Tuesday Poster Session
Category: Colon

Susan Kais, MD
University of Cincinnati
Cincinnati, OH
Colorectal cancer (CRC) is the 3rd most commonly diagnosed cancer & the second leading cause of cancer-related deaths worldwide. CRC incidence has stabilized or declined in high-income countries due to screening in individuals aged 45 & older, there has been a concerning rise in younger populations, termed young-onset colorectal cancer (YO-CRC), which refers to cases diagnosed before age 50. By 2030, YO-CRC is projected to comprise 11% of colon cancer & 23% of rectal cancer diagnoses. This trend suggests a strong birth cohort effect, implicating environmental & lifestyle changes as key contributors. This case report highlights the importance of maintaining a high index of suspicion for CRC in younger patients.
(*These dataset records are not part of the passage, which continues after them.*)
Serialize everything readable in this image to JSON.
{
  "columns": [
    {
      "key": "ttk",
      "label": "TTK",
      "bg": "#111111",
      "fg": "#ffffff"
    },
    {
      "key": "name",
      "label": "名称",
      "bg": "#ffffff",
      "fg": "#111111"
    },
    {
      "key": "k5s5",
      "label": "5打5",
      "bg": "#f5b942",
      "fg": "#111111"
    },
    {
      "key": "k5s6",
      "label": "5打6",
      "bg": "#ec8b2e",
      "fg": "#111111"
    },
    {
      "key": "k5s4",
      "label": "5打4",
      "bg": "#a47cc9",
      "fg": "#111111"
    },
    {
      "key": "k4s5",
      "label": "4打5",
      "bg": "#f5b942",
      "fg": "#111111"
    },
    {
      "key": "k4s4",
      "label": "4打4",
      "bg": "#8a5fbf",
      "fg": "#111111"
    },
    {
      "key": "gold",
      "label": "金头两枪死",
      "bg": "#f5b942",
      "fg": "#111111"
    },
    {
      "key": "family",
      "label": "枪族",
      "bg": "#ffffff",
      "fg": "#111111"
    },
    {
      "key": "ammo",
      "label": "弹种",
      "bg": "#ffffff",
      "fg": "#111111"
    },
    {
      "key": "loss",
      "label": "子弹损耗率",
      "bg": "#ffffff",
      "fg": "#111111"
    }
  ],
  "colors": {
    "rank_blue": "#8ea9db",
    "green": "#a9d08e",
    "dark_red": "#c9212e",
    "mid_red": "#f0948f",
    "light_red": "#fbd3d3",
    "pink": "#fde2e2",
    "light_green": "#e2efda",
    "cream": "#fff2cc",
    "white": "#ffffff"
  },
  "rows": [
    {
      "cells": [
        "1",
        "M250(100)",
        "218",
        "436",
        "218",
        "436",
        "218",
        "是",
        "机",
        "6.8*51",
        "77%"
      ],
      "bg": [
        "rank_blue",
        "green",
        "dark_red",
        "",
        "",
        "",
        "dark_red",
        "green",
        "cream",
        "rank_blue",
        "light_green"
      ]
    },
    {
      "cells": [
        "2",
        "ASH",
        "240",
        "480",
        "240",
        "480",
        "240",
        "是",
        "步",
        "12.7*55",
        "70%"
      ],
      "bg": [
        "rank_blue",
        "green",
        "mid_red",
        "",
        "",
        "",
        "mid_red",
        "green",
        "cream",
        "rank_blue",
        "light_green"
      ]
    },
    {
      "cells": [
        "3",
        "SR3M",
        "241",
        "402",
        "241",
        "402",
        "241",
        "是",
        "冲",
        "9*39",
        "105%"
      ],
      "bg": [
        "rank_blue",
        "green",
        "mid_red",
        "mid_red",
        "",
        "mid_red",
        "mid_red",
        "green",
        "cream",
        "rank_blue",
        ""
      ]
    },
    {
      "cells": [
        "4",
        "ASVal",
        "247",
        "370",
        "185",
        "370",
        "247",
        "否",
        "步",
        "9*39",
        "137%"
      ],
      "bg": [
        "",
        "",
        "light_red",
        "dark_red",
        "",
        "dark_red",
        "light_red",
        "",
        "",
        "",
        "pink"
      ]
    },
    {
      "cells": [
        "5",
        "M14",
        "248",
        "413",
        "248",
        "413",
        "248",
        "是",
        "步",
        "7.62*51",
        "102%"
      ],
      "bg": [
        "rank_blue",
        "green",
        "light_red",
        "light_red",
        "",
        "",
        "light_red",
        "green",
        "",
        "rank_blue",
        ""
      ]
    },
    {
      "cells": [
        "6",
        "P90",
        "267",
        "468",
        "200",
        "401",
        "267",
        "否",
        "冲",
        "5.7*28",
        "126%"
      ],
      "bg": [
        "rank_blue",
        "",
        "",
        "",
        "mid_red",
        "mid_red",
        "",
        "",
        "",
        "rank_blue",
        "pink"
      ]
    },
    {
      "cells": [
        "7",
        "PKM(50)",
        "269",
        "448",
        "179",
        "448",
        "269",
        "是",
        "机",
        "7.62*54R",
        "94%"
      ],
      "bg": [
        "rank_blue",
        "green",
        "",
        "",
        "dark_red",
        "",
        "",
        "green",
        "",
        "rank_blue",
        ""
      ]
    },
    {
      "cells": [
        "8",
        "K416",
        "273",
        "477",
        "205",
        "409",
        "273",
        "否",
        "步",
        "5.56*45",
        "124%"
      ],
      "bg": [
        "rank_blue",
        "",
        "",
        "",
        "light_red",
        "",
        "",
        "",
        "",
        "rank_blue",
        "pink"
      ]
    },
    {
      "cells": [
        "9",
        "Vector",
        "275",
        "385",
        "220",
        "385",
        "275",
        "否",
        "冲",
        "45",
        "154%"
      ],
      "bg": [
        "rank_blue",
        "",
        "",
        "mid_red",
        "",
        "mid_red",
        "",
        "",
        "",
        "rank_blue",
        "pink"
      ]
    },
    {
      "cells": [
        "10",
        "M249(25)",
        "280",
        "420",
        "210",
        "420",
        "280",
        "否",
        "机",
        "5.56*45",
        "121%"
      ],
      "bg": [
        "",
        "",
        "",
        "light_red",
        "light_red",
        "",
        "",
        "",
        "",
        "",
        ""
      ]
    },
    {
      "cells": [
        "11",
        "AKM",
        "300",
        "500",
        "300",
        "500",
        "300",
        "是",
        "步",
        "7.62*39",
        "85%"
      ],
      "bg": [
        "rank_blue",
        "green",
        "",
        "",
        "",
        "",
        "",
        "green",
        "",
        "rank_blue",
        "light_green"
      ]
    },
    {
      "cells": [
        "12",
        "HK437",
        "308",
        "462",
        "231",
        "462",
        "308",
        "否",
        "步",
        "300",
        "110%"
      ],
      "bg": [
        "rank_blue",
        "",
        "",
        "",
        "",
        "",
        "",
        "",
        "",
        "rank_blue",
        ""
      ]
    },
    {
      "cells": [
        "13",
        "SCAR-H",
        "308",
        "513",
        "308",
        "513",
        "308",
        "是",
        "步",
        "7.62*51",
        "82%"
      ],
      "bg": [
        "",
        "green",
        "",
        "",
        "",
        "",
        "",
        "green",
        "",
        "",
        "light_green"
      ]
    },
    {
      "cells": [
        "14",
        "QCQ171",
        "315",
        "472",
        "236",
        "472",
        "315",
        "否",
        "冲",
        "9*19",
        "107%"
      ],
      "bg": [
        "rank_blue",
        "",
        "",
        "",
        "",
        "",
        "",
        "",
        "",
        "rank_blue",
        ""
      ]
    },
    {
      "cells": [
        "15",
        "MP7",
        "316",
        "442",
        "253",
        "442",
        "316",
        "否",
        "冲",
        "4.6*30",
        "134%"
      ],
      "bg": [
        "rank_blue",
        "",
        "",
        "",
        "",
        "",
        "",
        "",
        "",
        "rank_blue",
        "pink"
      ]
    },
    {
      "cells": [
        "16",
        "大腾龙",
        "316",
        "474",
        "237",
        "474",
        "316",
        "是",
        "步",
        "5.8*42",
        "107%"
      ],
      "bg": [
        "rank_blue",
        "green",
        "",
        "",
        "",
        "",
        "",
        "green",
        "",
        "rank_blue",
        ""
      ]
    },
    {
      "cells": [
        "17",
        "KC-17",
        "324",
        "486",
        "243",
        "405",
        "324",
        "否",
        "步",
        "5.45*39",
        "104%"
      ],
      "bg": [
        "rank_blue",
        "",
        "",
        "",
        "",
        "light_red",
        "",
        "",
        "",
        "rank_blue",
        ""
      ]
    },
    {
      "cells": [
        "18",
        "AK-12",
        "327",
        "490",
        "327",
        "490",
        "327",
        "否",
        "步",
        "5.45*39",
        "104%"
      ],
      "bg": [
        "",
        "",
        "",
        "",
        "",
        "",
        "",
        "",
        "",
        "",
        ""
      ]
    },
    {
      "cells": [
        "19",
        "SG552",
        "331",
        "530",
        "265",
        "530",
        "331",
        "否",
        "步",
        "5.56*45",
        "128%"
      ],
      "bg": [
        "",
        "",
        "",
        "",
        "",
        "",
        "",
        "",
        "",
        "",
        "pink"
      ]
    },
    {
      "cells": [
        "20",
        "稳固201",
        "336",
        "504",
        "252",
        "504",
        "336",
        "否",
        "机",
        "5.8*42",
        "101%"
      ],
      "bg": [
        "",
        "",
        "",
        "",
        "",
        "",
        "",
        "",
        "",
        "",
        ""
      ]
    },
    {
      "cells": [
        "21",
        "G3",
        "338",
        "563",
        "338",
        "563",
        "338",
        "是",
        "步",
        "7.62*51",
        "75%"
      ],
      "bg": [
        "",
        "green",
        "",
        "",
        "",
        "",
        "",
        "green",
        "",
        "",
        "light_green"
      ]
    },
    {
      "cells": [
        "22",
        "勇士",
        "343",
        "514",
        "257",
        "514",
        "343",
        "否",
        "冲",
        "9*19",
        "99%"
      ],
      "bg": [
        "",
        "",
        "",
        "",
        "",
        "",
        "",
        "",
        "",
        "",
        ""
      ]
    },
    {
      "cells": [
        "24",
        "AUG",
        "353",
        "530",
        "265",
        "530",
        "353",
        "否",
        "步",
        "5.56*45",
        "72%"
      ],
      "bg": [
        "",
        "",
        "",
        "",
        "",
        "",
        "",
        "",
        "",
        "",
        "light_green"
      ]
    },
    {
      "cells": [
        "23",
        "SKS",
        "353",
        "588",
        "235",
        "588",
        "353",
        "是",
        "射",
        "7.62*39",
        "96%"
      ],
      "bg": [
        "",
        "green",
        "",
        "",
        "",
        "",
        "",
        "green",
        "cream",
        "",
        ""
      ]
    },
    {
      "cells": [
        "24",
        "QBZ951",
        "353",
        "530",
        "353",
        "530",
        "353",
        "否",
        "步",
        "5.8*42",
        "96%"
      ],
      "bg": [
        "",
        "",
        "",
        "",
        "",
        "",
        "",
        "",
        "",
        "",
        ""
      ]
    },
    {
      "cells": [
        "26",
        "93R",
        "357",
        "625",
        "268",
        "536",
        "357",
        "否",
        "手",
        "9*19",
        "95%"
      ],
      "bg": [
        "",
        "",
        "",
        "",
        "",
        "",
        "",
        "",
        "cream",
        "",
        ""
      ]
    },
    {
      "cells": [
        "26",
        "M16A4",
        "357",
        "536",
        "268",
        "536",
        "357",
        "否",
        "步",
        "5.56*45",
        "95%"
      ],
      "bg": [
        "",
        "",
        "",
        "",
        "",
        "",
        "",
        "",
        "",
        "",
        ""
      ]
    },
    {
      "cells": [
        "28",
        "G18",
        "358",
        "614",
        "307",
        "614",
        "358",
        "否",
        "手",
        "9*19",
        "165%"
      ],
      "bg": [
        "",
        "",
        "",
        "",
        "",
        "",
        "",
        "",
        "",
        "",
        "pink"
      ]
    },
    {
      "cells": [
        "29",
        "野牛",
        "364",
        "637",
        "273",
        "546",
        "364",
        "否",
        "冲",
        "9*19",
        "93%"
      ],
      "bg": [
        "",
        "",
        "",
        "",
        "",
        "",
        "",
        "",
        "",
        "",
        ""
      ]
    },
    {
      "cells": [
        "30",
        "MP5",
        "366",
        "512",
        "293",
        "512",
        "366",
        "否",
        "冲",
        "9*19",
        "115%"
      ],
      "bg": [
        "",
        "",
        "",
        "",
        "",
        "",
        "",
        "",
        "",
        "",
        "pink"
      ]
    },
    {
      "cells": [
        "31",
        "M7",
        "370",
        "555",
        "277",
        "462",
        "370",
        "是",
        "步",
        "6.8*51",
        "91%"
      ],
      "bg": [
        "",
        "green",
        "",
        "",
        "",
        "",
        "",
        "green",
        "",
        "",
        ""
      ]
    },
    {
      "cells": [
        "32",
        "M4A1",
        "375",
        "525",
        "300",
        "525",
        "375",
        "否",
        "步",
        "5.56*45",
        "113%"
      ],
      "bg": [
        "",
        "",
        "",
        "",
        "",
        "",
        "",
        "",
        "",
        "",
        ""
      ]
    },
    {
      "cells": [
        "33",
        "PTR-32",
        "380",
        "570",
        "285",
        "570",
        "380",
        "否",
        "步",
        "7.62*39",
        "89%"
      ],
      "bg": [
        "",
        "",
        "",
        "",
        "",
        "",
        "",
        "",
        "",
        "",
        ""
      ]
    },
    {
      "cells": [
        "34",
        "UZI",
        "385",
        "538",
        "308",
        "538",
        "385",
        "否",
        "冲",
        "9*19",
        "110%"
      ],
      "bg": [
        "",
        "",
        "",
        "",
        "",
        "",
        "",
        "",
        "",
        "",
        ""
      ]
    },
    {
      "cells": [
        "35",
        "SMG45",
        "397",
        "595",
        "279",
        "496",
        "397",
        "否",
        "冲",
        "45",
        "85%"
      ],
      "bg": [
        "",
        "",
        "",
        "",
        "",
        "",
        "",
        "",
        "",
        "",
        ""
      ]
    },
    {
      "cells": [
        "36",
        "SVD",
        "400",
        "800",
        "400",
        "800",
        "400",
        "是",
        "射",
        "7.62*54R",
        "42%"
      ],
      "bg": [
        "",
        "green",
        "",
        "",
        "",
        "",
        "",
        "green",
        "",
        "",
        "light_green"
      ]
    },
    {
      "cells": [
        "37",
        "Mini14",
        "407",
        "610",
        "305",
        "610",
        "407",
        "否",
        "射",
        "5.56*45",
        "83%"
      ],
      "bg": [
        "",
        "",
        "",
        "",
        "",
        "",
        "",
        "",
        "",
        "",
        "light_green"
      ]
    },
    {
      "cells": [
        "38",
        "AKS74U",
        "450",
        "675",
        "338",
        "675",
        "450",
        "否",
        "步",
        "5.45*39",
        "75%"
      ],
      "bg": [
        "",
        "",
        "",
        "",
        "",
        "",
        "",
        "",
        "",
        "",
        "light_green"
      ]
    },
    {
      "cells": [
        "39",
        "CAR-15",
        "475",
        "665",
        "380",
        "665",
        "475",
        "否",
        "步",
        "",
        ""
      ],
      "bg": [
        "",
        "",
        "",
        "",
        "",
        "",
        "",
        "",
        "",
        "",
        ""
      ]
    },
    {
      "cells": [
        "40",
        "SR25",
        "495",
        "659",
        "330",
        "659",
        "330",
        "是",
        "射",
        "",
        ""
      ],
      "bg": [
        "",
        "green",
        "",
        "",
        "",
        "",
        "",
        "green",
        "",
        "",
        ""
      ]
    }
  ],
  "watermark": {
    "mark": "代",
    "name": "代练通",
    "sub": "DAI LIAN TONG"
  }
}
We present a 24-year-old male with no significant PMH who presented to the ED with unintentional weight loss, abdominal pain, nausea, vomiting, constipation, & malaise over 3 months. CT revealed a large cecal mass with extensive mesenteric adenopathy. No family history of CRC. Lab studies showed iron-deficiency anemia & elevated CRP, while tumor markers were unremarkable. Colonoscopy found a partially obstructing cecal mass, & biopsy indicated moderately differentiated invasive adenocarcinoma. Immunostaining revealed loss of MLH1 & PMS2 proteins, suggestive of mismatch repair deficiency. Genetic analysis showed no mutations in NRAS or BRAF, indicating a diagnosis of Lynch Syndrome (LS).
LS, resulting from mutations in DNA mismatch repair genes, typically presents CRC at ages 44 to 61. Our patient’s diagnosis at age 24 is notably early. Absence of BRAF mutations & loss of MLH1 & PMS2 support this diagnosis. Emerging evidence suggests that environmental factors & dietary patterns may contribute to the rising incidence of YO-CRC, including high red meat consumption, low fiber intake, & early-life exposures. Disparities in incidence rates have also been observed among different ethnic groups. The increasing rates of YO-CRC have prompted guideline changes, recommending average-risk screening starting at age 45. However, many YO-CRC patients are diagnosed earlier, necessitating tailored even earlier screening strategies. Our case emphasizes the need for heightened clinical suspicion in young patients presenting with GI symptoms & highlights the importance of earlier diagnostic workup & further research into YO-CRC's molecular mechanisms for improved patient outcomes. As well as the rise of YO-CRC which may again support the need to start CRC earlier than 45.